Der Gebrauch von Klauseln in Ciceros Reden wurde zuerst von dem polnischen Philologen Tadeusz Zieliński 1904 einhergehend untersucht, nachdem bereits andere Philologen wie G. Wüst 1881 sich damit beschäftigt hatten.[5] Nach Zieliński bestünden ciceronische Klauseln aus zwei Teilen: einer „Basis“, für gewöhnlich ein Kretikus  | —◡— |  oder eine Abweichung, und einer „Kadenz“, meistens ein trochäischer Rhythmus wie  | —× | ,  | —◡× |  oder  | —◡—× | .[6]

Die häufigsten Klauseln bei Cicero sind:[7]

  •  | —◡— | —× |  und Variationen (32,4 % aller Klauseln)
  •  | —×— | —◡× |  (24,4 %)
  •  | —×— | —◡—× |  (30,1 %)

Eine Variation kann hierbei durch eine Ersetzung einer langen Silbe durch zwei kurze Silben entstehen (wie im eingangs erwähnten esse videātur  | —◡◡◡ | —× |  statt  | —◡— | —× | ) oder durch Substitution der Basis durch  | —◡◡— |  oder  | —◡— — | .[8]

Die obigen Klauseln machen etwa 87 % aller ciceronischen Klauseln aus. Andere tauchen seltener auf. Eine Kadenz kann zum Beispiel aus fünf Elementen  | —◡—◡— |  oder zwei Spondäen  | — — — — |  bestehen. Das letztere, welches häufiger bei Titus Livius auftaucht, wurde von Zieliński mit dem Schlag eines Hammers verglichen.[8] Bestimmte Klauseln, wie das Ende eines Hexameters  | —◡◡ | —× | , wurden vermieden. Es erscheint bei Cicero in nur 0,6 % aller Fälle, vermutlich um eine zu große Ähnlichkeit der Prosa zur Poesie zu vermeiden, und diente oft dazu, einen heroisch-komischen Effekt zu verursachen.[9][10]

Zieliński bemerkte, dass Ciceros Gebrauch sich über die Jahre änderte. Zum Beispiel war  | — — — | —◡× |  in seinen früheren Reden häufiger, während er ab seinem Konsulat das leichtere  | —◡— | —◡× bevorzugte.[11]
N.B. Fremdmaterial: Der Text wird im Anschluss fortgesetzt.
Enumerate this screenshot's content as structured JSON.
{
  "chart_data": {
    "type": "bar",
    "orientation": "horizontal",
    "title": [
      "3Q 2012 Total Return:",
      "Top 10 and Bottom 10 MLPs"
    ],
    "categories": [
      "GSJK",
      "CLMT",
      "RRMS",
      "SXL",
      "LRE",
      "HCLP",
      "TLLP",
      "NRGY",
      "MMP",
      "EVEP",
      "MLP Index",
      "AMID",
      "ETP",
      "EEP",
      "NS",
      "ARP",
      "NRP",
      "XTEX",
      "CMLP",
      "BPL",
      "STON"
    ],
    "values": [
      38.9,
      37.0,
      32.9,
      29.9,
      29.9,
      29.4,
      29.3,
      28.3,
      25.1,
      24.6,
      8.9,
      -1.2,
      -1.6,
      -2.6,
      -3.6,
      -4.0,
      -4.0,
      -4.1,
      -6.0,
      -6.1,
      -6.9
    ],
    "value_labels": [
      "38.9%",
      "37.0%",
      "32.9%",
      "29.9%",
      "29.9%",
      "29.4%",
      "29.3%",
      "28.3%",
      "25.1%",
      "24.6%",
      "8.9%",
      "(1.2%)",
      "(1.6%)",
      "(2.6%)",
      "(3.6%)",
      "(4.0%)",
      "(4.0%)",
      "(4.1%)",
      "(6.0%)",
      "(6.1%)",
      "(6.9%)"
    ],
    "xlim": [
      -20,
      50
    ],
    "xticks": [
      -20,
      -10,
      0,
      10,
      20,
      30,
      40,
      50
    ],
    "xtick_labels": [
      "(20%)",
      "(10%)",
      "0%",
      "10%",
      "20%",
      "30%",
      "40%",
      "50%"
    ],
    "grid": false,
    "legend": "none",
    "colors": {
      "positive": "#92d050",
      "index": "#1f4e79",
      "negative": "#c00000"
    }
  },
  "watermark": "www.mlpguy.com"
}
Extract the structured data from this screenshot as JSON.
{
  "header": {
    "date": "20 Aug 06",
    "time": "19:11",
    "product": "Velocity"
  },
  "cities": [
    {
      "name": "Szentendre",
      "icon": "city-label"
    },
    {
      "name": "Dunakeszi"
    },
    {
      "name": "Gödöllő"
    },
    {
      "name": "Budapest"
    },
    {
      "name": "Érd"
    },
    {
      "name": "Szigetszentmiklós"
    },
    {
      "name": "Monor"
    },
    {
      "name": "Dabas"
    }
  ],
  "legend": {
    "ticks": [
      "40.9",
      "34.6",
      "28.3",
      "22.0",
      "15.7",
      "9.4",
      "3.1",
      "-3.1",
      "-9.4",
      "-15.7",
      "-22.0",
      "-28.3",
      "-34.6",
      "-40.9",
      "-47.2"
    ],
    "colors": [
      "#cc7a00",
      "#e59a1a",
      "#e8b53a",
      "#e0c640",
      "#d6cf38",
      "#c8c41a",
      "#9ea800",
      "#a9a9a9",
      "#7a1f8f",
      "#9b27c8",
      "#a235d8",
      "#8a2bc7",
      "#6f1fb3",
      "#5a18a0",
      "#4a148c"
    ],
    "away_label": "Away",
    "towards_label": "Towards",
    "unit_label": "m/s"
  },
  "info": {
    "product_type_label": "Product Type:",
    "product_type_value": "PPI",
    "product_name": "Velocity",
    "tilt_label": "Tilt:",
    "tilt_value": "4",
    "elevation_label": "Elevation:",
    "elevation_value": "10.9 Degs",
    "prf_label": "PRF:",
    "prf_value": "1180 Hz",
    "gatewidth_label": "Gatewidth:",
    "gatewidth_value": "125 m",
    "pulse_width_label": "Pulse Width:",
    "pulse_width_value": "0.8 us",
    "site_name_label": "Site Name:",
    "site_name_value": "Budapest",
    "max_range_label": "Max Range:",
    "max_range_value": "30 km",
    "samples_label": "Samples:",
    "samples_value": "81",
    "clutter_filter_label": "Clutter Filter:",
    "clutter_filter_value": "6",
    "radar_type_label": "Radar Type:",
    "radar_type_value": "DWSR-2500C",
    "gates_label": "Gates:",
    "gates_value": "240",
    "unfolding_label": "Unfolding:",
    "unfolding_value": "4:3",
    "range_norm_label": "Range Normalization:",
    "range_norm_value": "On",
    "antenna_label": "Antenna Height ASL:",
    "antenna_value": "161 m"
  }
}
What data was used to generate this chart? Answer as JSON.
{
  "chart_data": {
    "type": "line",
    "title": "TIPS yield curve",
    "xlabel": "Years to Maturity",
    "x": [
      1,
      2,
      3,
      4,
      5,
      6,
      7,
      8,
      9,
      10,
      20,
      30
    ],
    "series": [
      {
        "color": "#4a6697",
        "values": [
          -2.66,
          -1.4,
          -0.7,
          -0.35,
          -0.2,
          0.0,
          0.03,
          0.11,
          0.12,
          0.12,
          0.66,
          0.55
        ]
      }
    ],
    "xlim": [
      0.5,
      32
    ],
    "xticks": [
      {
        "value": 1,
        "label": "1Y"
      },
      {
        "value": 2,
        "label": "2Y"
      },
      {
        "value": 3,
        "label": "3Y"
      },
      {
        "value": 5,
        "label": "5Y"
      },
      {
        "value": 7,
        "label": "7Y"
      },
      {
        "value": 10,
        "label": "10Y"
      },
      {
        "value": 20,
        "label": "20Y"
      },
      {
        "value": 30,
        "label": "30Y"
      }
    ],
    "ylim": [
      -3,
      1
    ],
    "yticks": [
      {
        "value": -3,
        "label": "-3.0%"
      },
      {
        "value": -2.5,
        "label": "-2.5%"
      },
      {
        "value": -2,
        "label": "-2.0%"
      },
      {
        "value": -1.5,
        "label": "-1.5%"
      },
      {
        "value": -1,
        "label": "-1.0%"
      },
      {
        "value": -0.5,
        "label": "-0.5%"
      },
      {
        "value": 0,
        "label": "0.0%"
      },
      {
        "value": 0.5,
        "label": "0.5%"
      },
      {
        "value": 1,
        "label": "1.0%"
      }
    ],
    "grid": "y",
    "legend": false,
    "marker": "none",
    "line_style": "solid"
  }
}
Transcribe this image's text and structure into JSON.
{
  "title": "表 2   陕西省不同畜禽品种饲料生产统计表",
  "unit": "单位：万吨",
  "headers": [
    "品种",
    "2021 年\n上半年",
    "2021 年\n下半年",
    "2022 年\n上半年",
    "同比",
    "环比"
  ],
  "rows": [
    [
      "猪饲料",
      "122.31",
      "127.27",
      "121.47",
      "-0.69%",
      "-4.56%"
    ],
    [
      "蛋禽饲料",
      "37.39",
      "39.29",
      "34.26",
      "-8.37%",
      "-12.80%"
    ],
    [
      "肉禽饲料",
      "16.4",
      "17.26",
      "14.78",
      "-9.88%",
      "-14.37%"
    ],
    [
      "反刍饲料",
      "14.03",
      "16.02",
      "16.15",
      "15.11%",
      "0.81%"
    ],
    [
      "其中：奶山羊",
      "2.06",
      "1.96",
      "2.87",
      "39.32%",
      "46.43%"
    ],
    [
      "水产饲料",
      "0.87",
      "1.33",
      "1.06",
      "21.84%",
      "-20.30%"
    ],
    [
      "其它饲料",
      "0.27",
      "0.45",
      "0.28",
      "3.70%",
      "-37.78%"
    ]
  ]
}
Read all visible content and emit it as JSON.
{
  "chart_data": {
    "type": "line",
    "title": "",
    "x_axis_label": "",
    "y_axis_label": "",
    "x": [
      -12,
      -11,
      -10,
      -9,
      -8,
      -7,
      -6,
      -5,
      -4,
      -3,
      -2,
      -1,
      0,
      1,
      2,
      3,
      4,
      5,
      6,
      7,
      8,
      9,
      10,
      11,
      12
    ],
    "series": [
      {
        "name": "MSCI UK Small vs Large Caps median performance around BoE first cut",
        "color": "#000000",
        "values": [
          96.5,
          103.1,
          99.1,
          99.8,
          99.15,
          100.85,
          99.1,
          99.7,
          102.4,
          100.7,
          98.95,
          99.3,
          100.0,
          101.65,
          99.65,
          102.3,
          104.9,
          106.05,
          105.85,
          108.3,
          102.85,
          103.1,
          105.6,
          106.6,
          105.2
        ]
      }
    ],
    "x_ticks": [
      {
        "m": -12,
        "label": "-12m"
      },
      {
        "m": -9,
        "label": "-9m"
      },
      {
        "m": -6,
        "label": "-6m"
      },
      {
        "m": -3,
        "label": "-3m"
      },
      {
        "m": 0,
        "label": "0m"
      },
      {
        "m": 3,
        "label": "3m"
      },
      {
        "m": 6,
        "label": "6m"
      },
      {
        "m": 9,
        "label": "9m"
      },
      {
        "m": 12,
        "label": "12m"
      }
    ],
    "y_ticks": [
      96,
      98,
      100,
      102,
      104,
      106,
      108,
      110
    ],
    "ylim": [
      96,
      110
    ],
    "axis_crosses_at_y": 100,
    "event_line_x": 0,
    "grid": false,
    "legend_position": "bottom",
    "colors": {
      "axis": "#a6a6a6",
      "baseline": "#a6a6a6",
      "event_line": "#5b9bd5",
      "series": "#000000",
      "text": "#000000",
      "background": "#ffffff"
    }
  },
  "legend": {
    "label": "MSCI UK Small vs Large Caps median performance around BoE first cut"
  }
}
Laut ihm folge generell bei Klauseln der Wortakzent dem Iktus eines Fußes. Das heißt: Für gewöhnlich steht der Akzent eines Wortes auf der ersten Silbe der Basis oder auf der vorletzten langen Silbe der Kadenz, wie in ílla tempéstās, egéstās audácia, incéndium civitátis, Cáesarī d(e) eius áctīs usw.[12] Es gibt aber Ausnahmen und Cicero war bei weitem nicht so streng wie Augustinus oder Arnobius.[13]

Es besteht kein Zweifel, dass der geschickte Gebrauch von Klauseln für den lateinischen Redner geeignet war, sein Publikum zu begeistern. Cicero bemerkte in Dē Orātōre, dass ein Ditrochäus  | —◡— | —× |  von Carbo dem Jüngeren so wirkungsvoll gewesen sei, dass die Zuhörer aufschrien.[14]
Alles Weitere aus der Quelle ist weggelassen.